Stephen Stubbs Vs. Former Boulder City Chief Thomas Finn
Subsequent to Stubbs’ initiation of the investigation that eventually led to his firing, Finn began engaging in a series of retaliatory acts that included wrongful use of confidential information, as well as filing a false and malicious lawsuit against him relating to the anonymous source of the email instructing officers to delete evidence of his campaign to harass the Mongols.
After acquiring a laptop belonging to Stubbs and containing personal, confidential information belonging to Stubbs, as well as his clients, from Lisa Lemley, a former employee with Stubbs’ law firm, Finn began writing to the FBI, Nevada State Bar, and IRS in failed attempts to compel those agencies to investigate him for fraud and money laundering. All of those allegations were subsequently found to be without any merit.

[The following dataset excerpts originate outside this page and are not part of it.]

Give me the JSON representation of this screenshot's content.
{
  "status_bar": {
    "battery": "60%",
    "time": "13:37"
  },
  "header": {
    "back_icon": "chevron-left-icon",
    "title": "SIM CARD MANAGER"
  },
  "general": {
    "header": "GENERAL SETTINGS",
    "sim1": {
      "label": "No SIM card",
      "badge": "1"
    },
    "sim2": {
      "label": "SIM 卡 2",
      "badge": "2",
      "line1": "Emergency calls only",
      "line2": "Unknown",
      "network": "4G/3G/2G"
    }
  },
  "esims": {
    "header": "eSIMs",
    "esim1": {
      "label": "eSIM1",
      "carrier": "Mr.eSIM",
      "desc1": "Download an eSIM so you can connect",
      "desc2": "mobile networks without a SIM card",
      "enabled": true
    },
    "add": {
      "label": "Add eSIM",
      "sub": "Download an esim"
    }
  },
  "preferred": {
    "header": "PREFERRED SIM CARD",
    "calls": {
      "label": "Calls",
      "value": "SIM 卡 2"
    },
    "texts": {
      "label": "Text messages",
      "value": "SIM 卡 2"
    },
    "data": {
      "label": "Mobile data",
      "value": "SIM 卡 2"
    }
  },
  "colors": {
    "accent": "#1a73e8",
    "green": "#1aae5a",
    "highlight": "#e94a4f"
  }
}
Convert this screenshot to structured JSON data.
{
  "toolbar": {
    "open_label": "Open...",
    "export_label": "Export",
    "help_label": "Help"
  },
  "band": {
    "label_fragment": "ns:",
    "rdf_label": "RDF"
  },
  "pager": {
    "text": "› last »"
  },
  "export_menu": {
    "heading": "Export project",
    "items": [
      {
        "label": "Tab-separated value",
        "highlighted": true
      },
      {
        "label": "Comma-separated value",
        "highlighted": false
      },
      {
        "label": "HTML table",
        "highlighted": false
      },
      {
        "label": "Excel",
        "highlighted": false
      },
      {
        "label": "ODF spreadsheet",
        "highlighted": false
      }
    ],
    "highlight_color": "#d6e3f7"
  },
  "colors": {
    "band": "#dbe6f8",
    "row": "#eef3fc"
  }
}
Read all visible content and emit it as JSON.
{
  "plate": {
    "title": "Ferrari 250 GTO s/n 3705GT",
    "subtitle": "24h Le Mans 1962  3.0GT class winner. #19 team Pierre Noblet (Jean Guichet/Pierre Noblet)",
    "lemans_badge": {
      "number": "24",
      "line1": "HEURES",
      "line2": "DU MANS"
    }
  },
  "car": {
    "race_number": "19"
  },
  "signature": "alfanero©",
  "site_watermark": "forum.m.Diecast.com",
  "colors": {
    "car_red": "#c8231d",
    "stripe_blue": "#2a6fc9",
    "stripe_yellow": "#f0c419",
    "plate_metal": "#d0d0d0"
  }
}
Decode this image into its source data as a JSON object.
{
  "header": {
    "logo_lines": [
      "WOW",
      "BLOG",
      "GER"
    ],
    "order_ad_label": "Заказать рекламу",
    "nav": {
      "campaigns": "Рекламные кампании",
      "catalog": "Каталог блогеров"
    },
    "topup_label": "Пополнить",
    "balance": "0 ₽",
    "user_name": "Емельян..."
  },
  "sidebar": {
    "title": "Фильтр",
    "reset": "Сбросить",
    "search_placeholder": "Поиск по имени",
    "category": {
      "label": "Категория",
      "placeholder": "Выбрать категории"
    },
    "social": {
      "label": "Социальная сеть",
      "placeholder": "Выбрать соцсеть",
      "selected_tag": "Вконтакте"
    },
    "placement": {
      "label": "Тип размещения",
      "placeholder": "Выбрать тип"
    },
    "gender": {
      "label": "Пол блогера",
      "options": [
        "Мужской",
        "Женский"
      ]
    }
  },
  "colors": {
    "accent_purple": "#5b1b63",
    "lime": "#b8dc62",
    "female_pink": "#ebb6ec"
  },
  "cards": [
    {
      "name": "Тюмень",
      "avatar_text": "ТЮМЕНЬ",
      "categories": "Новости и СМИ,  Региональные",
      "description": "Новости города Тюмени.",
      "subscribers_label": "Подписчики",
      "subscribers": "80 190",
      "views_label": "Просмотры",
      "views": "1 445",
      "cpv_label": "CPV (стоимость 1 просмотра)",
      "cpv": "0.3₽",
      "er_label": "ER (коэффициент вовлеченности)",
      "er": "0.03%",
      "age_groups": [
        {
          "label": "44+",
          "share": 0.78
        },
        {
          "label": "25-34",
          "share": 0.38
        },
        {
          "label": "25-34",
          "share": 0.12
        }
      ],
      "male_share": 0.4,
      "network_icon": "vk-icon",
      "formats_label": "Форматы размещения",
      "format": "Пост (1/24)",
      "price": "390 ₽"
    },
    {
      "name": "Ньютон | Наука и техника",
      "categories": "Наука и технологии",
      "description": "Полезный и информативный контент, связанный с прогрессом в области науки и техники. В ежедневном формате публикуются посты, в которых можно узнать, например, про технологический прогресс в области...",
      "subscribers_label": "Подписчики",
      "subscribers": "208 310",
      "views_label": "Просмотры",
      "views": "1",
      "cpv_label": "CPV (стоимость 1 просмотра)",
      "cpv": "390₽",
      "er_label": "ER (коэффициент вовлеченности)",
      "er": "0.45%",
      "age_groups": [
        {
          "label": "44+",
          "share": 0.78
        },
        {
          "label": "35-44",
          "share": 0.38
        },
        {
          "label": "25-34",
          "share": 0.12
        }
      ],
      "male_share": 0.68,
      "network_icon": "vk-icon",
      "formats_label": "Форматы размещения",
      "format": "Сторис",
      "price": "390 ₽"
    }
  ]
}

Next Finn filed a lawsuit against Stubbs, the city attorney, and two members of the Boulder City Council. Ironically enough (in light of his own participation in the theft of the laptop belonging to Stubbs), the lawsuit was based on the contention that the email in which he instructed police officers to illegally destroy evidence of their intent to harass the Mongols was confidential information that had been acquired illegally. This lawsuit was quickly dismissed on anti-SLAPP grounds.
Stephen Stubbs also had filed a series of lawsuits himself on behalf of the Mongols and Stray Cats motorcycle clubs, as well as the Nevada Confederation of Clubs, over the harassment by Finn and Boulder City Police.
On July 30th, Clark County District Judge Pro Tempore Barbara Johnston ruled that Finn’s lawsuit was filed as retaliation for his firing as police chief and that he had abused his authority in order to acquire Stubbs’ personal laptop and by using it to try to initiate investigations against him by the FBI, Nevada State Bar, and IRS. As part of that ruling Stephen Stubbs was awarded $10,000 in punitive damages plus legal fees, which could amount to as much as $50,000.
In that ruling, Judge Johnston stated that Finn’s lawsuit against Stubbs and his co-defendants was clearly filed in retribution for the investigation of Finn’s own misconduct. In addition, she states that Finn’s obtaining of Stubbs personal laptop and the “subversive and probably illegal use of the data on it” represents “outrageous conduct, with a conscious disregard” for the impact his false accusations would have and “malice aforethought.”
Judge Johnston further concludes that Finn’s attempts to initiate an investigation against Stubbs by the IRS, FBI, and Nevada State Bar were “oppressive and despicable conduct that subjected Stubbs to cruel and unjust hardship with a conscious disregard of the rights of Mr. Stubbs.”
Obviously, it shouldn’t be hard to see who is (very much) in the wrong in this whole affair. Former Chief Thomas Finn is the prototypical Las Vegas area corrupt politician and the head of a prototypical Las Vegas area police department that are well known for having no regard for rights or the actual law. By all rights, Finn should actually be facing charges for his criminal acts of misconduct before and after his firing, but expecting Clark County District Attorney Steve Wolfson to go after the many corrupt politicians or police in Las Vegas is just setting yourself up for a disappointment.